The simple egg may be the most undervalued food item on the shelf. For the operations truly deserving of your food dollars, the 4s and 5s on the Organic Egg Scorecard, getting those eggs to you requires a staggering level of work and investment.
All organic egg operations promise the use of organic feed, far more expensive than its conventional counterpart and grown without synthetic pesticides, herbicides, and fertilizers. By buying organic feed, these operations are opting out of the toxic food system and providing a huge environmental and human health benefit to
us all.
Another upright practice that drives up the cost of production is ensuring that the birds have legitimate access to the outdoors, which is required by the organic regulations and expected by common decency.
The very best US egg farmers, the ones at the very top of our scorecard, go above and beyond these basic commitments to raise flocks with a deep reverence for how the animals behave and what makes them thrive.

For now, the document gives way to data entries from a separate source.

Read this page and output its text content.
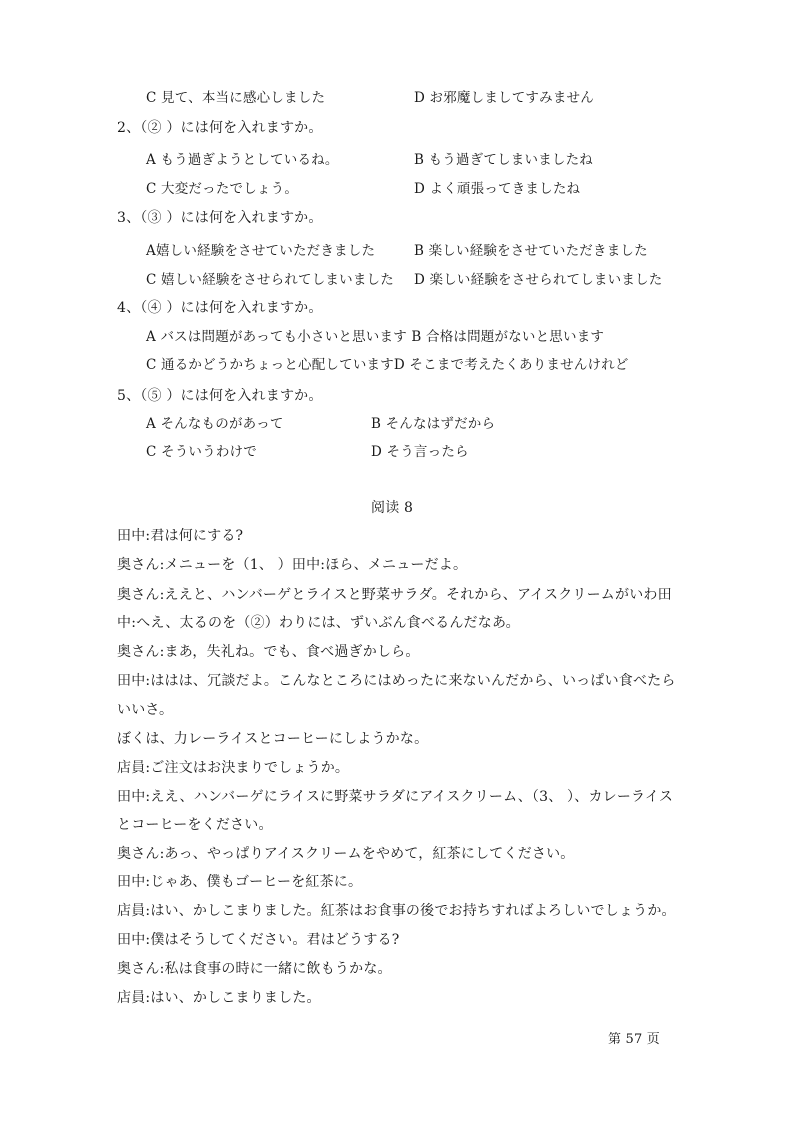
C 見て、本当に感心しました	D お邪魔しましてすみません
2、（② ）には何を入れますか。
A もう過ぎようとしているね。	B もう過ぎてしまいましたね
C 大変だったでしょう。	D よく頑張ってきましたね
3、（③ ）には何を入れますか。
A嬉しい経験をさせていただきました	B 楽しい経験をさせていただきました
C 嬉しい経験をさせられてしまいました D 楽しい経験をさせられてしまいました
4、（④ ）には何を入れますか。
A バスは問題があっても小さいと思います B 合格は問題がないと思います
C 通るかどうかちょっと心配していますD そこまで考えたくありませんけれど
5、（⑤ ）には何を入れますか。
A そんなものがあって	B そんなはずだから
C そういうわけで	D そう言ったら
阅读 8
田中:君は何にする?
奥さん:メニューを（1、 ）田中:ほら、メニューだよ。
奥さん:ええと、ハンバーゲとライスと野菜サラダ。それから、アイスクリームがいわ田
中:へえ、太るのを（②）わりには、ずいぶん食べるんだなあ。
奥さん:まあ，失礼ね。でも、食べ過ぎかしら。
田中:ははは、冗談だよ。こんなところにはめったに来ないんだから、いっぱい食べたら
いいさ。
ぼくは、力レーライスとコーヒーにしようかな。
店員:ご注文はお決まりでしょうか。
田中:ええ、ハンバーゲにライスに野菜サラダにアイスクリーム、（3、 ）、カレーライス
とコーヒーをください。
奥さん:あっ、やっぱりアイスクリームをやめて，紅茶にしてください。
田中:じゃあ、僕もゴーヒーを紅茶に。
店員:はい、かしこまりました。紅茶はお食事の後でお持ちすればよろしいでしょうか。
田中:僕はそうしてください。君はどうする?
奥さん:私は食事の時に一緒に飲もうかな。
店員:はい、かしこまりました。
第 57 页
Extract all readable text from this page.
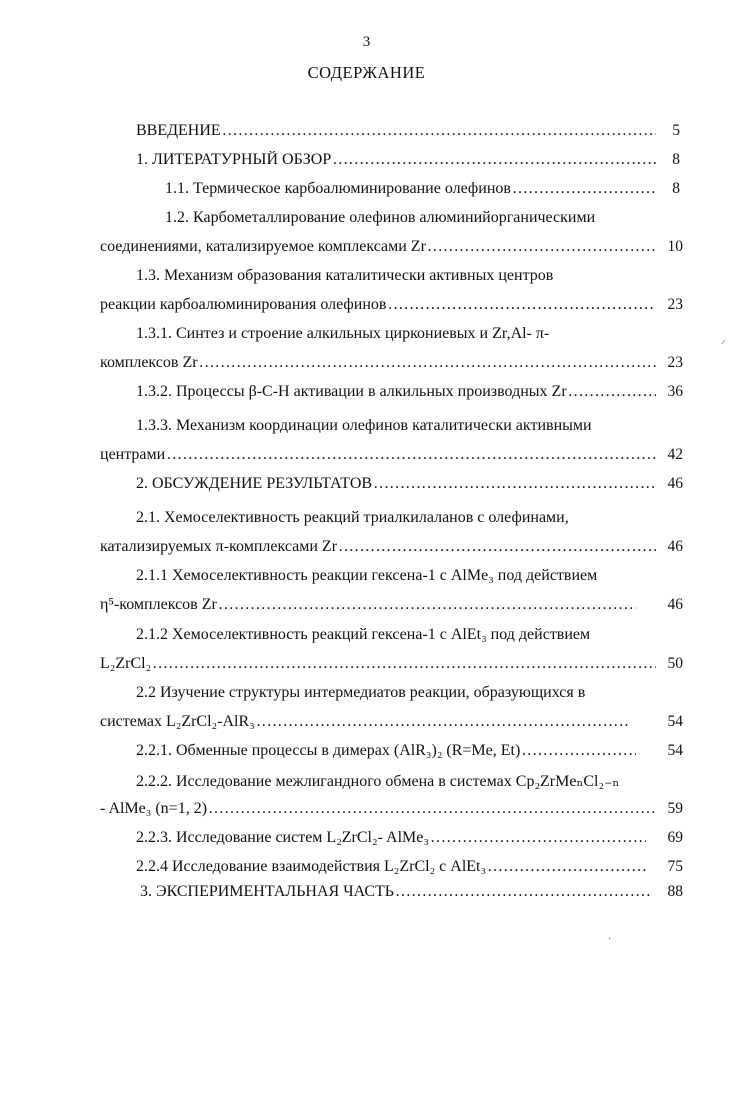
3
СОДЕРЖАНИЕ
ВВЕДЕНИЕ ……………………………………………………………………………………………………………………………………………………………………………………………………	5
1. ЛИТЕРАТУРНЫЙ ОБЗОР ……………………………………………………………………………………………………………………………………………………………………………………………………	8
1.1. Термическое карбоалюминирование олефинов ……………………………………………………………………………………………………………………………………………………………………………………………………	8
1.2. Карбометаллирование олефинов алюминийорганическими
соединениями, катализируемое комплексами Zr ……………………………………………………………………………………………………………………………………………………………………………………………………	10
1.3. Механизм образования каталитически активных центров
реакции карбоалюминирования олефинов ……………………………………………………………………………………………………………………………………………………………………………………………………	23
1.3.1. Синтез и строение алкильных циркониевых и Zr,Al- π-
комплексов Zr ……………………………………………………………………………………………………………………………………………………………………………………………………	23
1.3.2. Процессы β-С-Н активации в алкильных производных Zr ……………………………………………………………………………………………………………………………………………………………………………………………………	36
1.3.3. Механизм координации олефинов каталитически активными
центрами ……………………………………………………………………………………………………………………………………………………………………………………………………	42
2. ОБСУЖДЕНИЕ РЕЗУЛЬТАТОВ ……………………………………………………………………………………………………………………………………………………………………………………………………	46
2.1. Хемоселективность реакций триалкилаланов с олефинами,
катализируемых π-комплексами Zr ……………………………………………………………………………………………………………………………………………………………………………………………………	46
2.1.1 Хемоселективность реакции гексена-1 с AlMe₃ под действием
η⁵-комплексов Zr ……………………………………………………………………………………………………………………………………………………………………………………………………	46
2.1.2 Хемоселективность реакций гексена-1 с AlEt₃ под действием
L₂ZrCl₂ ……………………………………………………………………………………………………………………………………………………………………………………………………	50
2.2 Изучение структуры интермедиатов реакции, образующихся в
системах L₂ZrCl₂-AlR₃ ……………………………………………………………………………………………………………………………………………………………………………………………………	54
2.2.1. Обменные процессы в димерах (AlR₃)₂ (R=Me, Et) ……………………………………………………………………………………………………………………………………………………………………………………………………	54
2.2.2. Исследование межлигандного обмена в системах Cp₂ZrMeₙCl₂₋ₙ
- AlMe₃ (n=1, 2) ……………………………………………………………………………………………………………………………………………………………………………………………………	59
2.2.3. Исследование систем L₂ZrCl₂- AlMe₃ ……………………………………………………………………………………………………………………………………………………………………………………………………	69
2.2.4 Исследование взаимодействия L₂ZrCl₂ с AlEt₃ ……………………………………………………………………………………………………………………………………………………………………………………………………	75
3. ЭКСПЕРИМЕНТАЛЬНАЯ ЧАСТЬ ……………………………………………………………………………………………………………………………………………………………………………………………………	88
⸝
·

For many of these operations, hefty investments are made before the first egg is even laid. Typically, they sacrifice the sticker shock of higher labor and land costs, along with the cost of raising breeds that forage well, for the long-term benefit of a healthy, happy flock that flourishes in the outdoors.
On these farms, birds spend much of their lives surrounded by fresh air and enjoying chicken yards that are designed specifically to promote high animal welfare. They have shade, bugs, and sprouts for snacking. Some spend their days in mobile coops that go from pasture to pasture, which requires extra labor and equipment costs. They have space to spread their wings, dust bathe, and behave like actual chickens, which socialize when they have ample space to move. Along the way, they spread their own manure to build the soil, rather than pollute it.
Add up all of these investments and it’s not hard to imagine the true cost of a real organic egg — a food that requires immense care for the land, animals, and the environment, yet becomes commonplace the moment it enters your carton.
When you buy eggs from top-rated organic farmers, you help small and midsized producers survive in a greenwashed marketplace that pretends an egg is just an egg.